Two companies have listed since successfully registering with the CSRC, namely drug maker Adlai Nortye (ANL.US) and car insurance firm Cheche (CCG.US), which made a backdoor listing using a special purpose acquisition company (SPAC). Both have done horribly since their trading debuts, with Adlai Nortye down by more than half since its listing last October, and Cheche down by an even greater two-thirds since its listing in September.
Before the IPO freeze that began around mid-2021, names like medical big data firm LinkDoc, cloud-based interior design company Manycore and online dating app Soulgate had all filed applications to raise $100 million or more through U.S. listings. But all of those companies later withdrew their applications. Only Soulgate tried to restart its IPO in Hong Kong, submitting an application in mid-2022, though it never made it to market.
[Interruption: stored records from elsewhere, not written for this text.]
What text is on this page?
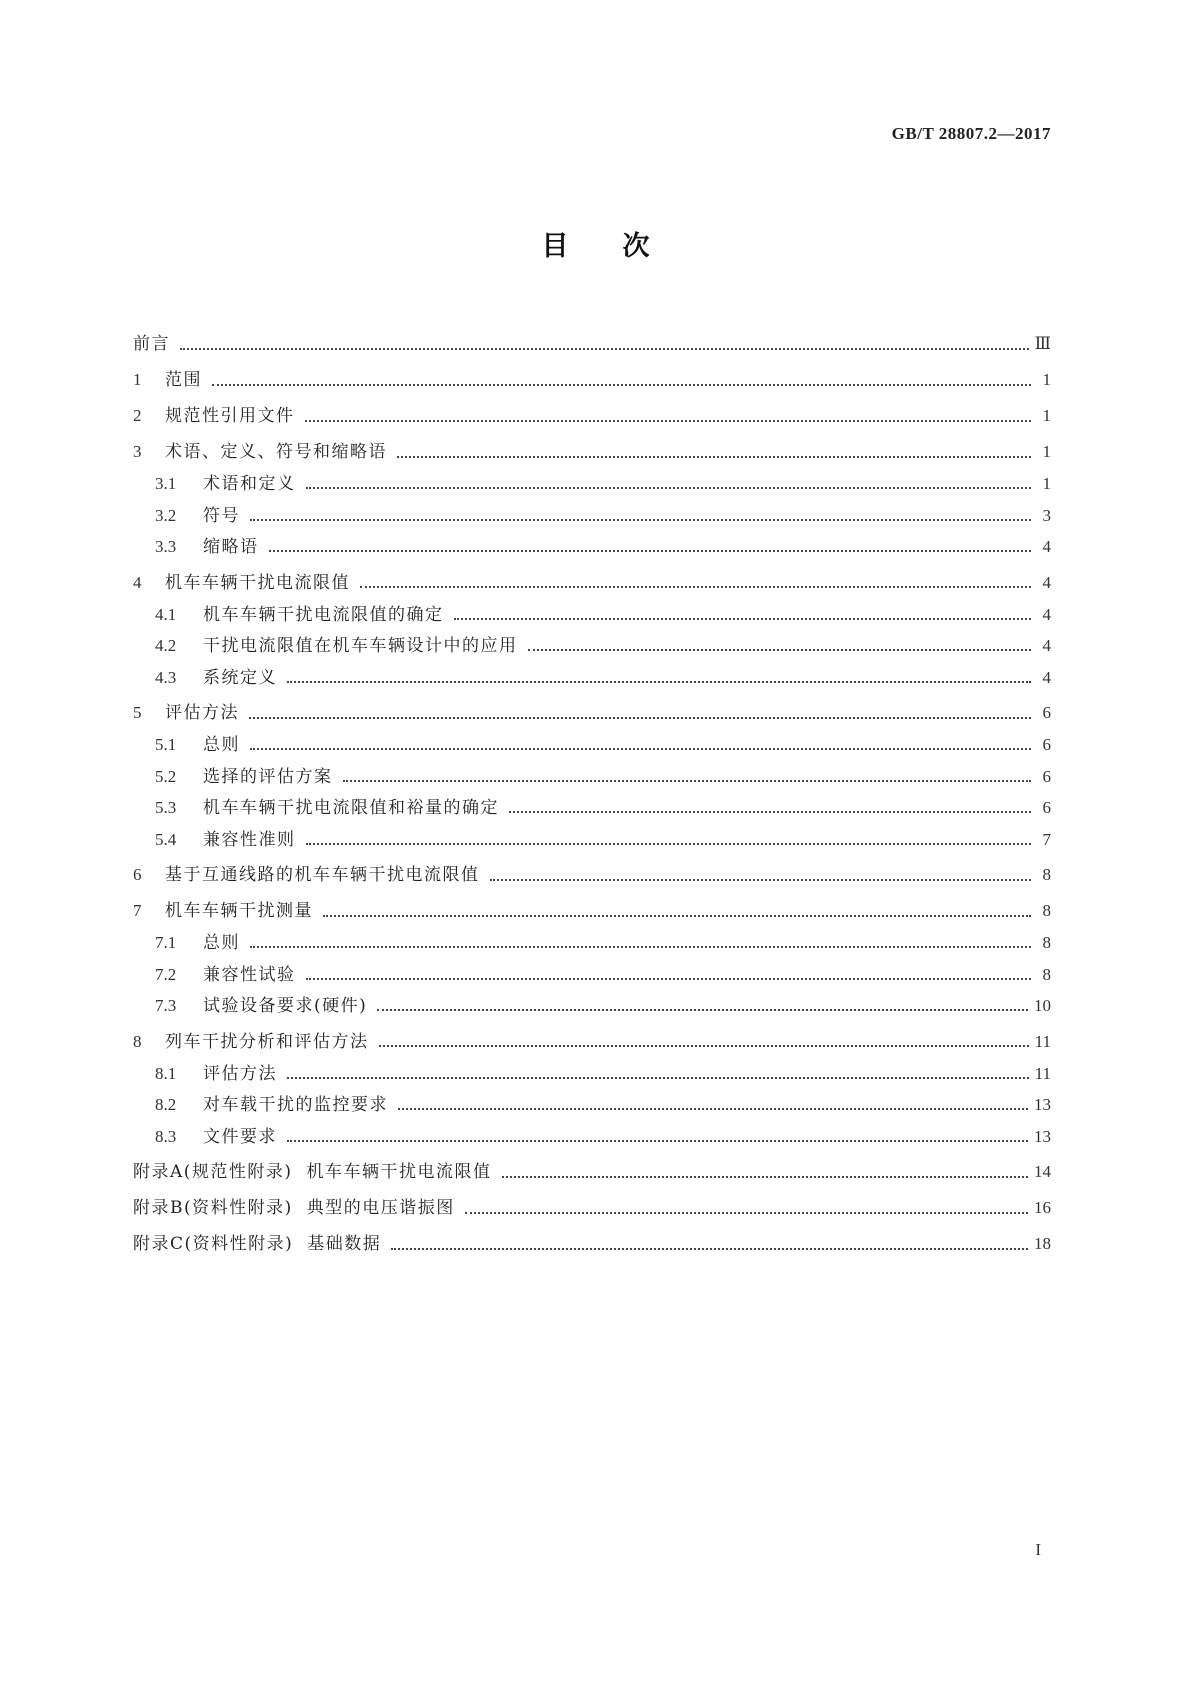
GB/T 28807.2—2017
目次
前言	Ⅲ
1	范围	1
2	规范性引用文件	1
3	术语、定义、符号和缩略语	1
3.1	术语和定义	1
3.2	符号	3
3.3	缩略语	4
4	机车车辆干扰电流限值	4
4.1	机车车辆干扰电流限值的确定	4
4.2	干扰电流限值在机车车辆设计中的应用	4
4.3	系统定义	4
5	评估方法	6
5.1	总则	6
5.2	选择的评估方案	6
5.3	机车车辆干扰电流限值和裕量的确定	6
5.4	兼容性准则	7
6	基于互通线路的机车车辆干扰电流限值	8
7	机车车辆干扰测量	8
7.1	总则	8
7.2	兼容性试验	8
7.3	试验设备要求(硬件)	10
8	列车干扰分析和评估方法	11
8.1	评估方法	11
8.2	对车载干扰的监控要求	13
8.3	文件要求	13
附录A(规范性附录) 机车车辆干扰电流限值	14
附录B(资料性附录) 典型的电压谐振图	16
附录C(资料性附录) 基础数据	18
I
While the financial-related regulatory hurdles have all been cleared, the big remaining obstacle appears to be data security. China currently requires any IPO applicant with more than 1 million users to undergo a data security review, and doesn’t seem in any hurry to clear such companies for overseas listings over fears that their sensitive user data might become accessible to foreign governments.
That kind of obstacle could make it difficult for many of China’s largest companies to list abroad, since the 1 million user threshold applies to many such companies. That means the days of the blockbuster Chinese IPO in New York and Hong Kong could be largely in the past. That said, we could still see a few big listings from manufacturers like Zeekr,whose IPOs should be less sensitive becauseitdoesn’t have lots of user data.